So genial (und potentiell zukunftsweisend) diese gesamte Konstruktion war, war sie aufgrund ihrer hohen Komplexität ein permanentes „Problemkind“. Allein die Tatsache, daß das Planetengetriebe 64 Kugellager besaß, zeigt, wie komplex es aufgebaut war – kein Wunder, daß nur zwei der Mechaniker es bei diesem Getriebe zu Expertenstatus brachten: Josef „Pepi“ Marek und (Vater) Lausecker.

Es kam, wie es kommen mußte: aufgrund der vielen Probleme war der Bau von Motormulis mit diesem an sich weit überlegenen Getriebe ökonomisch nicht mehr haltbar; Hacker mußte sich entschließen, auch von dieser Idee Abstand zu nehmen. Die weiteren Motormulis (Teile der Serie M 60 sowie die Typen M 70, M 80 und M 100) wurden „konventionell“ gebaut: als Schaltgetriebe diente das Getriebe des Steyr-LKW 380 (Steyr Fünfganggetriebe: fünf Vorwärtsgänge, ein Rückwärtsgang) und die Lenkung erfolgte, wie bei anderen Kettenfahrzeugen, als „Kupplungs-Brems-Lenkgetriebe“ durch die Kombination von Lenkkupplungen und Lenkbremsen für jede Kette. Die Lenkkupplungen waren als Handhebel ausgeführt, die Lenkbremsen, pedalbetätigt für jede Kette, als Außenbackenbremsen an der Treibachse.

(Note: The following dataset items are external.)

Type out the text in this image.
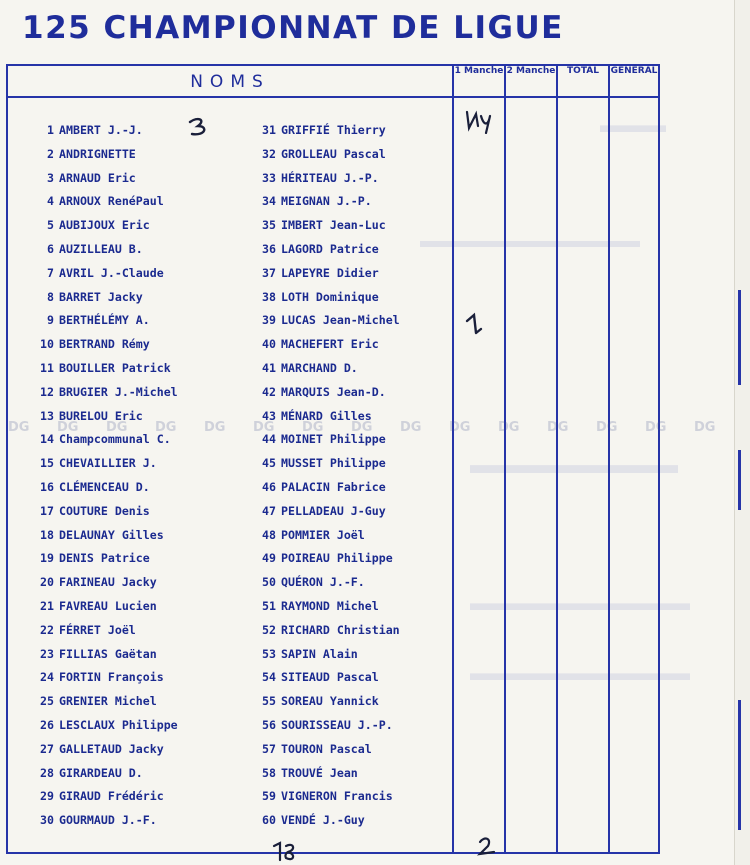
▬▬▬
▬▬▬▬▬▬▬▬▬▬▬
▬▬▬▬▬▬▬▬
▬▬▬▬▬▬▬▬▬▬
▬▬▬▬▬▬▬▬▬▬
125 CHAMPIONNAT DE LIGUE
NOMS
1 Manche 2 Manche	TOTAL	GÉNÉRAL
1 AMBERT J.-J.
2 ANDRIGNETTE
3 ARNAUD Eric
4 ARNOUX RenéPaul
5 AUBIJOUX Eric
6 AUZILLEAU B.
7 AVRIL J.-Claude
8 BARRET Jacky
9 BERTHÉLÉMY A.
10 BERTRAND Rémy
11 BOUILLER Patrick
12 BRUGIER J.-Michel
13 BURELOU Eric
14 Champcommunal C.
15 CHEVAILLIER J.
16 CLÉMENCEAU D.
17 COUTURE Denis
18 DELAUNAY Gilles
19 DENIS Patrice
20 FARINEAU Jacky
21 FAVREAU Lucien
22 FÉRRET Joël
23 FILLIAS Gaëtan
24 FORTIN François
25 GRENIER Michel
26 LESCLAUX Philippe
27 GALLETAUD Jacky
28 GIRARDEAU D.
29 GIRAUD Frédéric
30 GOURMAUD J.-F.
31 GRIFFIÉ Thierry
32 GROLLEAU Pascal
33 HÉRITEAU J.-P.
34 MEIGNAN J.-P.
35 IMBERT Jean-Luc
36 LAGORD Patrice
37 LAPEYRE Didier
38 LOTH Dominique
39 LUCAS Jean-Michel
40 MACHEFERT Eric
41 MARCHAND D.
42 MARQUIS Jean-D.
43 MÉNARD Gilles
44 MOINET Philippe
45 MUSSET Philippe
46 PALACIN Fabrice
47 PELLADEAU J-Guy
48 POMMIER Joël
49 POIREAU Philippe
50 QUÉRON J.-F.
51 RAYMOND Michel
52 RICHARD Christian
53 SAPIN Alain
54 SITEAUD Pascal
55 SOREAU Yannick
56 SOURISSEAU J.-P.
57 TOURON Pascal
58 TROUVÉ Jean
59 VIGNERON Francis
60 VENDÉ J.-Guy
DG DG DG DG DG DG DG DG DG DG DG DG DG DG DG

Der Arbeitsplatz des Lenkers stellt sich bei diesen späteren Versionen – von den früheren sind keine Abbildungen bekannt – wie folgt dar:









Lenkerplatz

M 60, Privatbesitz

Li Seilwinde, Feststellbremse, Mitte 2 x Handhebel für die Lenkkupplungen (li bzw. re Kette), daneben, nahe dem Armaturenbrett, der Hebel für das Handgas

Rechts, im Ausschnitt der Motorverkleidung, der Schalthebel für die Gangschaltung

Nicht im Bild ist der Umstellhebel des Kraftflusses von Vortrieb auf Seilwinde


Lenkerplatz

M 80, HGM

Li Seilwinde, Feststellbremse, Mitte 2 x Handhebel für die Lenkkupplungen (li bzw. re Kette), daneben der Hebel für das Handgas

Nicht im Bild sind der Schalthebel für die Gangschaltung sowie der Umstellhebel des Kraftflusses von Vortrieb auf Seilwinde



Lenkerplatz

M 80 mit Spezialaufbau (Personentransporter ohne Seilwinde), Postbus

2 x Handhebel für die Lenkkupplungen (li bzw. re Kette)

Rechts, an der Motorverkleidung, der Hebel für das Handgas, dahinter der Hebel für die Feststellbremse

Nicht im Bild ist der Schalthebel für die Gangschaltung


Fußraum: v.l.n.r.: Pedal für die Lenkbremse der linken Kette, Kupplungspedal für das Schaltgetriebe, Pedal für die Lenkbremse der rechten Kette (Photos © Mulacz)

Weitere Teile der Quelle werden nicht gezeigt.